El asistente de IA de Meta prioriza la recopilación de datos sobre la automatización de tareas
El asistente de IA de Meta, Muse, ha ganado popularidad con más de 900.000 descargas en su primera semana, ofreciendo a los usuarios la capacidad de automatizar tareas como la reserva de citas y la gestión de correos electrónicos. La aplicación, disponible en Instagram, WhatsApp y Messenger, utiliza una máquina virtual para navegar por Internet en nombre de los usuarios, lo que demuestra una mayor fiabilidad en comparación con las herramientas de IA anteriores. Los críticos argumentan que la función principal de Muse es la recopilación de datos, con funciones como 'Memoria' que almacenan las preferencias y las interacciones del usuario sin un interruptor de desactivación. Meta afirma que los datos están 'sanitizados' para el entrenamiento de la IA, pero los defensores de los consumidores advierten sobre los posibles riesgos para la privacidad y las tácticas manipuladoras. Rory Mir de la Electronic Frontier Foundation destaca cómo las interacciones con Muse alimentan efectivamente los datos a Meta. A pesar de las garantías de Meta de versiones 'confidenciales' más adelante este año, persisten las preocupaciones sobre el impacto de la aplicación en la autonomía y la toma de decisiones del usuario. El autor finalmente eliminó Muse, citando el temor a una dependencia excesiva de la IA y a la pérdida de la agencia personal.

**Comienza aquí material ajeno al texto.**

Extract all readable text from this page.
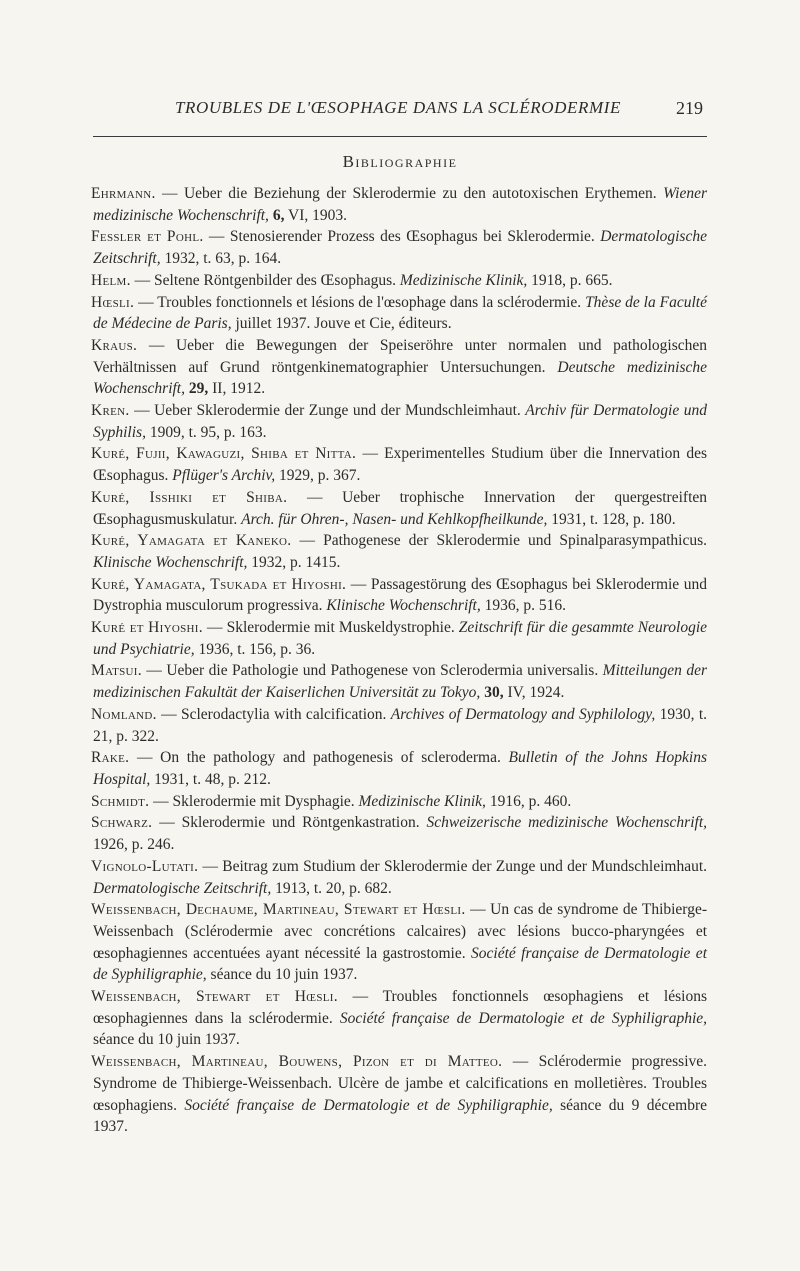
TROUBLES DE L'ŒSOPHAGE DANS LA SCLÉRODERMIE	219
Bibliographie
Ehrmann. — Ueber die Beziehung der Sklerodermie zu den autotoxischen Erythemen. Wiener medizinische Wochenschrift, 6, VI, 1903.
Fessler et Pohl. — Stenosierender Prozess des Œsophagus bei Sklerodermie. Dermatologische Zeitschrift, 1932, t. 63, p. 164.
Helm. — Seltene Röntgenbilder des Œsophagus. Medizinische Klinik, 1918, p. 665.
Hœsli. — Troubles fonctionnels et lésions de l'œsophage dans la sclérodermie. Thèse de la Faculté de Médecine de Paris, juillet 1937. Jouve et Cie, éditeurs.
Kraus. — Ueber die Bewegungen der Speiseröhre unter normalen und pathologischen Verhältnissen auf Grund röntgenkinematographier Untersuchungen. Deutsche medizinische Wochenschrift, 29, II, 1912.
Kren. — Ueber Sklerodermie der Zunge und der Mundschleimhaut. Archiv für Dermatologie und Syphilis, 1909, t. 95, p. 163.
Kuré, Fujii, Kawaguzi, Shiba et Nitta. — Experimentelles Studium über die Innervation des Œsophagus. Pflüger's Archiv, 1929, p. 367.
Kuré, Isshiki et Shiba. — Ueber trophische Innervation der quergestreiften Œsophagusmuskulatur. Arch. für Ohren-, Nasen- und Kehlkopfheilkunde, 1931, t. 128, p. 180.
Kuré, Yamagata et Kaneko. — Pathogenese der Sklerodermie und Spinalparasympathicus. Klinische Wochenschrift, 1932, p. 1415.
Kuré, Yamagata, Tsukada et Hiyoshi. — Passagestörung des Œsophagus bei Sklerodermie und Dystrophia musculorum progressiva. Klinische Wochenschrift, 1936, p. 516.
Kuré et Hiyoshi. — Sklerodermie mit Muskeldystrophie. Zeitschrift für die gesammte Neurologie und Psychiatrie, 1936, t. 156, p. 36.
Matsui. — Ueber die Pathologie und Pathogenese von Sclerodermia universalis. Mitteilungen der medizinischen Fakultät der Kaiserlichen Universität zu Tokyo, 30, IV, 1924.
Nomland. — Sclerodactylia with calcification. Archives of Dermatology and Syphilology, 1930, t. 21, p. 322.
Rake. — On the pathology and pathogenesis of scleroderma. Bulletin of the Johns Hopkins Hospital, 1931, t. 48, p. 212.
Schmidt. — Sklerodermie mit Dysphagie. Medizinische Klinik, 1916, p. 460.
Schwarz. — Sklerodermie und Röntgenkastration. Schweizerische medizinische Wochenschrift, 1926, p. 246.
Vignolo-Lutati. — Beitrag zum Studium der Sklerodermie der Zunge und der Mundschleimhaut. Dermatologische Zeitschrift, 1913, t. 20, p. 682.
Weissenbach, Dechaume, Martineau, Stewart et Hœsli. — Un cas de syndrome de Thibierge-Weissenbach (Sclérodermie avec concrétions calcaires) avec lésions bucco-pharyngées et œsophagiennes accentuées ayant nécessité la gastrostomie. Société française de Dermatologie et de Syphiligraphie, séance du 10 juin 1937.
Weissenbach, Stewart et Hœsli. — Troubles fonctionnels œsophagiens et lésions œsophagiennes dans la sclérodermie. Société française de Dermatologie et de Syphiligraphie, séance du 10 juin 1937.
Weissenbach, Martineau, Bouwens, Pizon et di Matteo. — Sclérodermie progressive. Syndrome de Thibierge-Weissenbach. Ulcère de jambe et calcifications en molletières. Troubles œsophagiens. Société française de Dermatologie et de Syphiligraphie, séance du 9 décembre 1937.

Tarek Sheasha de Meta defiende la recopilación de datos como esencial para mejorar los modelos de IA, mientras que Calli Schroeder de la Electronic Privacy Information Center critica el enfoque de la empresa como una repetición de errores pasados. La capacidad de la aplicación para influir en la segmentación de anuncios a través de algoritmos de seguimiento web plantea aún más preocupaciones sobre el modelo de negocio basado en datos de Meta. Margaret Mitchell de Hugging Face advierte que los agentes de IA pueden degradar las capacidades cognitivas al reducir la supervisión del usuario. La integración de Muse con Facebook Marketplace y su búsqueda de un acceso de datos más profundo subrayan su papel en la configuración del comportamiento y las preferencias del usuario. Las persistentes solicitudes de la aplicación para compartir datos reflejan una tendencia más amplia en la que las herramientas de IA priorizan la personalización sobre la privacidad.